The investigators' previous work has shown that patient simulations can rapidly and reliably measure unwarranted practice variation among providers. In addition, published work shows that patient simulations, when administered serially and combined with customized feedback on improvement opportunities can reduce practice variation and improve performance on patient-level quality measures. Given the challenge of the current opioid crisis and the large scope of unwarranted variation in medical practice, there is a need for scalable approaches to measure care decisions, provide feedback on improvement opportunities and benchmark performance to peers.

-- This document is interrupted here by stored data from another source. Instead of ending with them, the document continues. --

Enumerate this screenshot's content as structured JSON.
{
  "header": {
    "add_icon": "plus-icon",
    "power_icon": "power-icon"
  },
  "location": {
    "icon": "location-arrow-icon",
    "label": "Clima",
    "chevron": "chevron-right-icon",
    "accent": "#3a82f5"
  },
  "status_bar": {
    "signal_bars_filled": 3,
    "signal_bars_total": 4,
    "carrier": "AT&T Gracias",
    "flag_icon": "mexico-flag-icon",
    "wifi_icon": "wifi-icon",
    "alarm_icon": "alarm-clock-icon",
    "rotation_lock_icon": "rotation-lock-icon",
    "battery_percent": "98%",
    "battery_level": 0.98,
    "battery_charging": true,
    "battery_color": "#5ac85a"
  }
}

This study seeks to evaluate the impact of personalized measurement and feedback on evidence-based care decisions made by primary care providers across the country concerning opioid care. The study, a prospective cohort trial, will enroll primary care physicians (PCPs) practicing in the U.S. Upon enrollment, eligible providers will be asked to complete a questionnaire detailing their practice and professional background. They will then be asked to complete the following:

Pretest: Pre-project, participants will take a multiple-choice assessment test. These assessments measure CDC Opioid Guidelines knowledge and adherence. Study administrators will randomize half of providers to take Assessment A pre-intervention, and half to take Assessment B pre-intervention, and have attempted to make these two assessments of equal difficulty.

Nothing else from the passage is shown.